Comprehensiveness of Masking Recommendations: As we described above, updates to GISAID sequences take place without modification of accession numbers or any overt record. Although removing errors is clearly important, this also makes it impossible to provide comprehensive masking recommendations for all possible downloads from the GISAID database. We therefore suggest that it may often be valuable to conduct analyses similar to ours on a given dataset (tools to do this are provided at https://github.com/yatisht/strain_phylogenetics and https://github.com/lgozasht/COVID-19-Lab-Specific-Bias-Filter). Nonetheless, we are confident that most of the highly problematic positions in currently available SARS-CoV-2 sequence data have been identified by our analyses. We will continue to update these recommendations going forward using these approaches and future updates of the global SARS-CoV-2 phylogeny from https://github.com/roblanf/sarscov2phylo. That phylogeny, in turn, is always based on the latest recommendations of positions that should be masked in all analyses contained at https://github.com/W-L/ProblematicSites_SARS-CoV2/blob/master/subset_vcf/problematic_sites_sarsCov2.mask.vcf.

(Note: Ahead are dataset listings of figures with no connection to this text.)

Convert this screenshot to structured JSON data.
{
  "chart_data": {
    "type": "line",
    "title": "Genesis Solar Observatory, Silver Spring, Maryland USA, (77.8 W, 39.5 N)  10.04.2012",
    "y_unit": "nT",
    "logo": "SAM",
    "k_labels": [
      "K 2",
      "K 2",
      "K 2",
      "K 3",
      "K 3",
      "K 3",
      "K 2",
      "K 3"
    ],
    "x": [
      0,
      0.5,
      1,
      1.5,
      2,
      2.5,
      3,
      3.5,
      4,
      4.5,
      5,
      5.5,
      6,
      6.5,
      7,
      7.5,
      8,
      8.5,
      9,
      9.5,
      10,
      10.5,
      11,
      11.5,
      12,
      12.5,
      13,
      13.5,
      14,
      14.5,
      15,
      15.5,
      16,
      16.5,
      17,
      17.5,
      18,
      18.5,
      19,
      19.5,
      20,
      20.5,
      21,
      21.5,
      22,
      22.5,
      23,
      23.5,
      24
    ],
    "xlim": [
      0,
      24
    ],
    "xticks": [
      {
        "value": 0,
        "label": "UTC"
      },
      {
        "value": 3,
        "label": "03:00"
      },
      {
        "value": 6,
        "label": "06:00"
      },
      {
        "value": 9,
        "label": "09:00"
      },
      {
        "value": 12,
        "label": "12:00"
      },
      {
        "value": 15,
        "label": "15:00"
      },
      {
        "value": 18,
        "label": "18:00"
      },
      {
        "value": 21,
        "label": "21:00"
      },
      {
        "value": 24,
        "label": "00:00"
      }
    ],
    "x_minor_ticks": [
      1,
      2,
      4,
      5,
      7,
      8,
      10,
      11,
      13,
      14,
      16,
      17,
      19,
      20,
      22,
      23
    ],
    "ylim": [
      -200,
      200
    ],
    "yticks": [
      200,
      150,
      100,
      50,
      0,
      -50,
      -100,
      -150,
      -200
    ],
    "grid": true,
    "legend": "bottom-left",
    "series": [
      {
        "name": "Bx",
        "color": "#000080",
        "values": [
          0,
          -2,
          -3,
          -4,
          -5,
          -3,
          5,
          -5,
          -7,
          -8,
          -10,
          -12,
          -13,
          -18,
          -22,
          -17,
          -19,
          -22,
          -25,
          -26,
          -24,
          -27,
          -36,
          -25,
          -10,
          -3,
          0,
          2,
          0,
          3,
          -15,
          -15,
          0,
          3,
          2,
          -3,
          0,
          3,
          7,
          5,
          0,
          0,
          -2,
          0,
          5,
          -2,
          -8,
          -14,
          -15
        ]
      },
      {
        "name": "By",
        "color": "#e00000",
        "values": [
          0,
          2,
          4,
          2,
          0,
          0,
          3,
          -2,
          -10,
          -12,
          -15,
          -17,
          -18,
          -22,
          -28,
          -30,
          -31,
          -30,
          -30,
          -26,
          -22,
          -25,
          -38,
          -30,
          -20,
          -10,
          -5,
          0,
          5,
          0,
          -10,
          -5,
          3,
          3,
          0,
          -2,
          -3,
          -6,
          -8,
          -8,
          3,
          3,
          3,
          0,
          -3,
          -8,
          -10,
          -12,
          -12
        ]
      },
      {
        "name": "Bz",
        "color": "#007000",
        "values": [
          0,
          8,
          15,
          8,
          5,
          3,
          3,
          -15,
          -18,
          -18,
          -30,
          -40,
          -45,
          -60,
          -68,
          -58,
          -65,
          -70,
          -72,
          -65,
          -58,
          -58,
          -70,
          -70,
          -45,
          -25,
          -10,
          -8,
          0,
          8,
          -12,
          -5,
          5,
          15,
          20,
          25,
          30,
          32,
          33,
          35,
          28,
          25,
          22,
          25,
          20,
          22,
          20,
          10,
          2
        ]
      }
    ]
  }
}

Acknowledgements: We remain grateful to all the authors who have kindly deposited and shared genome data on GISAID (https://www.gisaid.org/). A full table of acknowledgments for GISAID contributors can be found here: https://github.com/roblanf/sarscov2phylo/tree/master/acknowledgements.

References:

[1] Turakhia Y, Thornlow B, Gozashti L, Hinrichs AS, Fernandes JD, Haussler D, et al. 2020. Stability of SARS-CoV-2 phylogenies. https://doi.org/10.1101/2020.06.08.141127.

[2] Fernandes JD, Hinrichs AS, Clawson H, Gonzalez JN, Lee BT, Nassar LR, et al. 2020. The UCSC SARS-CoV-2 Genome Browser. https://doi.org/10.1101/2020.05.04.075945.

[3] ENSEMBL COVID-19 Genome Browser. https://covid-19.ensembl.org/index.html. Accessed 14 July 2020.

[4] Mai U, Mirarab S. 2018. TreeShrink: fast and accurate detection of outlier long branches in collections of phylogenetic trees. BMC Genomics 19: 272.

[5] Price MN, Dehal PS, Arkin AP. 2010. FastTree 2 – approximately maximum-likelihood trees for large alignments. PLoS One. 5: e9490.

[6] Korber B, Fischer W, Gnanakaran SG, Yoon H, Theiler J, Abfalterer W, Foley B, Giorgi EE, Bhattacharya T, Parker MD, Partridge DG. 2020. Spike mutation pipeline reveals the emergence of a more transmissible form of SARS-CoV-2. https://doi.org/10.1101/2020.04.29.069054.

[7] De Maio N, Holmes I, Schlötterer C, Kosiol C. 2013. Estimating empirical codon hidden Markov models. Molecular Biology and Evolution 30: 725–736.